Kleinunternehmer oder Freiberufler — was ist der Unterschied?
„Bist du Freiberufler oder Kleinunternehmer?" — eine der häufigsten Verwechslungen unter Solos. Die Frage ist falsch gestellt, denn die zwei Begriffe beantworten verschiedene Fragen. Ein Klärungs-Versuch.
Zwei verschiedene Achsen
Die deutsche Steuerwelt unterscheidet:
- Achse 1: Welche Tätigkeit übst du aus? → Freiberufler oder Gewerbetreibender
- Achse 2: Wie hoch ist dein Umsatz? → Kleinunternehmer oder Regelbesteuerter
Beide Achsen sind unabhängig voneinander. Du kannst jede Kombination haben:
| Kleinunternehmer (§19 UStG) | Regelbesteuerung | |
|---|---|---|
| Freiberufler (§18 EStG) | Klassischer Solo-Designer mit 18.000 € Umsatz | Anwalt mit 80.000 € Umsatz |
| Gewerbetreibender | Kleiner Online-Shop mit 12.000 € Umsatz | Wachstums-Solo mit 60.000 € Umsatz |
Was ist ein Freiberufler?
Freier Beruf ist in §18 EStG definiert. Klassische Beispiele: Ärzte, Anwälte, Architekten, Steuerberater, Journalisten, Künstler, beratende Volks- und Betriebswirte, Hochschullehrer. Außerdem den klassischen freien Berufen ähnliche Tätigkeiten — z. B. IT-Berater mit Hochschulabschluss in Informatik.
Vorteile:
- Keine Gewerbesteuer (auch nicht bei höherem Umsatz)
- Keine Pflicht zur Gewerbeanmeldung (nur Anmeldung beim Finanzamt)
- Keine Kammer-Mitgliedschaft (außer bei Kammerberufen wie Anwälten)
Was ist ein Gewerbetreibender?
Alle, die nicht freiberuflich oder land-/forstwirtschaftlich tätig sind. Klassiker: Online-Shop, Handwerk, Vertrieb, Coaching ohne Hochschul-Background. Pflichten:
- Gewerbeanmeldung (25–60 € einmalig)
- IHK- oder HWK-Mitgliedschaft (oft mit Mindestbeitrag)
- Gewerbesteuer ab Gewerbeertrag > 24.500 €
Was ist ein Kleinunternehmer?
Eine umsatzsteuerliche Eigenschaft nach §19 UStG. Wer im Vorjahr unter 25.000 € Umsatz hatte und im laufenden Jahr unter 100.000 € bleibt, kann auf den USt-Ausweis verzichten. Das ist eine Vereinfachung, kein Berufsstand. Sowohl Freiberufler als auch Gewerbetreibende können Kleinunternehmer sein — und beide können auch jederzeit darauf verzichten.

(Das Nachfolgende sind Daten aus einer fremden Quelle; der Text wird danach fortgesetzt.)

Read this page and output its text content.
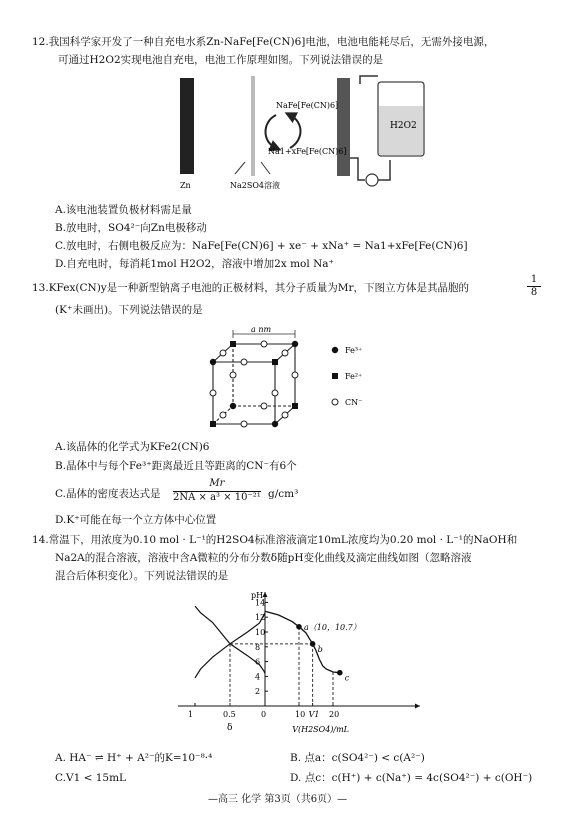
12.我国科学家开发了一种自充电水系Zn-NaFe[Fe(CN)6]电池，电池电能耗尽后，无需外接电源，
可通过H2O2实现电池自充电，电池工作原理如图。下列说法错误的是
NaFe[Fe(CN)6]
Na1+xFe[Fe(CN)6]
H2O2
Zn	Na2SO4溶液
A.该电池装置负极材料需足量
B.放电时，SO4²⁻向Zn电极移动
C.放电时，右侧电极反应为：NaFe[Fe(CN)6] + xe⁻ + xNa⁺ = Na1+xFe[Fe(CN)6]
D.自充电时，每消耗1mol H2O2，溶液中增加2x mol Na⁺
13.KFex(CN)y是一种新型钠离子电池的正极材料，其分子质量为Mr，下图立方体是其晶胞的	$\frac{1}{8}$
(K⁺未画出)。下列说法错误的是
a nm
Fe³⁺
Fe²⁺
CN⁻
A.该晶体的化学式为KFe2(CN)6
B.晶体中与每个Fe³⁺距离最近且等距离的CN⁻有6个
C.晶体的密度表达式是 $\frac{Mr}{\text{2NA × a³ × 10⁻²¹}} g/cm^3$
D.K⁺可能在每一个立方体中心位置
14.常温下，用浓度为0.10 mol · L⁻¹的H2SO4标准溶液滴定10mL浓度均为0.20 mol · L⁻¹的NaOH和
Na2A的混合溶液，溶液中含A微粒的分布分数δ随pH变化曲线及滴定曲线如图（忽略溶液
混合后体积变化）。下列说法错误的是
pH
2
4
6
8
10
12
14
0	10 V1 20
0.5
1
δ	V(H2SO4)/mL
a（10，10.7）
b
c
A. HA⁻ ⇌ H⁺ + A²⁻的K=10⁻⁸·⁴	B. 点a：c(SO4²⁻) < c(A²⁻)
C.V1 < 15mL	D. 点c：c(H⁺) + c(Na⁺) = 4c(SO4²⁻) + c(OH⁻)
—高三 化学 第3页（共6页）—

Die ideale Kombi für Solos
Wer als Freiberufler-Kleinunternehmer arbeitet, hat die schlankste Bürokratie:
- Keine Gewerbeanmeldung, keine IHK
- Keine Gewerbesteuer
- Keine USt-Voranmeldung
- Keine Pflicht zur Bilanzierung — Einnahmenüberschussrechnung reicht
Steuerliche Pflichten reduzieren sich auf die jährliche Einkommensteuererklärung mit Anlagen S und EÜR. Diese Kombi gibt es so in praktisch keinem anderen EU-Land in dieser Schlankheit.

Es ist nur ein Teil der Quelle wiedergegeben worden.